"New Mutants" will finally arrive in theaters this Friday after nearly three years of bouncing around the theatrical calendar. However, if you are looking to get a sense of how critics felt about the film before buying tickets for the weekend, you'll find the Rotten Tomatoes' review pages surprisingly bare.
That's because Disney isn't making the film available to press via an advanced screening or through a digital link.
"In other words, the only way critics will be able to see 'The New Mutants' is if they buy a ticket and go to a theater, just like everyone else," A.A. Dowd, a film editor from The A.V. Club, wrote in an article Tuesday. "In normal times, that's exactly what we'd do: Studios will sometimes decline to screen a movie in advance of its public premiere — often, it must be said, when they're afraid that reviews will be negative enough to hurt attendance."
A New York-based critic, who wished to remain anonymous, said that Disney has established a platform that allows reviewers to screen upcoming Disney+ content.
"So, they could send screeners," the critic said. "They are choosing not to."
It's unclear why the studio has decided not to permit critics to view the film ahead of its release on Aug. 28, but it's not the only one that's been elusive to film critics in recent weeks.
Warner Bros.' "Tenet" has yet to be screened for American critics, several U.S.-based film reviewers told CNBC. Instead, the film was made available in London and Berlin, the New York-based critic told CNBC. "Tenet" currently holds an 83% "Fresh" rating on Rotten Tomatoes from 59 reviews.
"Bill and Ted Face the Music" will be shown to critics digitally, however, the Orion Pictures film must be watched at a scheduled time or it cannot be accessed for review.
There are a number of reasons in pre-Covid times that a studio might withhold a film from critical review. In some cases, studios believe the film isn't very good and don't want audiences to be deterred from seeing it opening weekend. In other cases, studios don't want critics to spoil major plot points before moviegoers have a chance to experience them.
Digital versions of films are sometimes given to critics, but a similar fear of spoilers or of a copy of the film accidentally or intentionally winding up on a pirated video site exist.
For upcoming movies, there could be a simpler explanation. Many of the critics for major publications live in New York and California and movie theaters in those states have not reopened to the public, making it difficult for studios to have a public press screening.
On occasion, studios will host smaller press events in private screening rooms, but those rooms typically only house between 10 and 20 critics. Under social distancing guidelines, it wouldn't be very efficient to use these screening rooms, as they would only be able to hold a handful of people.
Representatives for Disney and Warner Bros. did not immediately respond to CNBC's request for comment.
It's still too early to see how Warner Bros. will handle the October release of "Wonder Woman 1984" when it comes to critic screenings or how Disney will handle the November release of "Black Widow."
In addition to trying to secure screenings of upcoming films, critics are also facing a moral quandary: does a positive review of a movie mean the publication is suggesting audiences should go to movie theaters at a time when it's unclear just how safe it is to venture out to theaters?

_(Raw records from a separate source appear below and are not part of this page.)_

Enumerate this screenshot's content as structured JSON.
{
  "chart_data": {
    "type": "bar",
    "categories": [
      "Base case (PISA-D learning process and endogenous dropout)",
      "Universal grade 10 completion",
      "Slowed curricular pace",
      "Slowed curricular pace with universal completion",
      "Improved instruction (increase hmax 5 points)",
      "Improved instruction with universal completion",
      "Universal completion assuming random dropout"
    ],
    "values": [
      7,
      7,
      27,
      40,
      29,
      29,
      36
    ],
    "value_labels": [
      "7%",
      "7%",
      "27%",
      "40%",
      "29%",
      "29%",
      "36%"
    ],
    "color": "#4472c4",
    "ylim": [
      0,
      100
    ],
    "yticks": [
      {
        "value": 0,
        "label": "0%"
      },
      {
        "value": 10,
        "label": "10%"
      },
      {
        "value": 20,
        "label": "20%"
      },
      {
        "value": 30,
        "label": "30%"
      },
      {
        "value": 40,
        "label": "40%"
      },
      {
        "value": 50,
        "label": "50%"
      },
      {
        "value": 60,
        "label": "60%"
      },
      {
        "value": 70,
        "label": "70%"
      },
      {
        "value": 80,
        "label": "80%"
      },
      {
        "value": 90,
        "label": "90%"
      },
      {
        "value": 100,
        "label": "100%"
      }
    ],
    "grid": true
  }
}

Movie theater operators have been touting the updated sanitation methods that have been adopted in major cinemas, which range from making mask-wearing mandatory and social distancing to investing in specialized air filters for air conditioning units and instituting more vigorous cleaning between showings.
Still, epidemiologists aren't convinced that sitting in a movie theater for upwards of two hours with strangers who may or may not keep their masks on when the lights go down is a safe way to spend an afternoon.
"It feels like any review of a movie playing exclusively in theaters needs to come with the equivalent of a warning you'd find on a cigarette pack," Glenn Whipp, a film and television writer for the Los Angeles Times, told his colleague Justin Chang, in an article published last week.
"DANGER: Watching bleak B-movies in a poorly ventilated environment can be hazardous to your health," Whipp said.
AV Club's staff, too, has contemplated this ethical dilemma. The publication has already adopted a policy that would prohibit its writers from reviewing films that couldn't be watched safely either through social distancing at a press screening or by receiving a digital version of the film.
For films that the publication does review, editors have opted to provide readers with a warning within the review itself.
"Our current, imperfect solution is to provide readers with a warning upfront, linking to the aforementioned article about the risks involved," Dowd wrote. "For the time being, all A.V. Club reviews of films headed exclusively to theaters will carry this disclaimer. The message, we hope, is clear: Here is a new movie you can see on the big screen. Before we talk about it, here's why you maybe shouldn't buy a ticket."
Disclosure: Comcast is the parent company of NBCUniversal and CNBC. It also owns Rotten Tomatoes.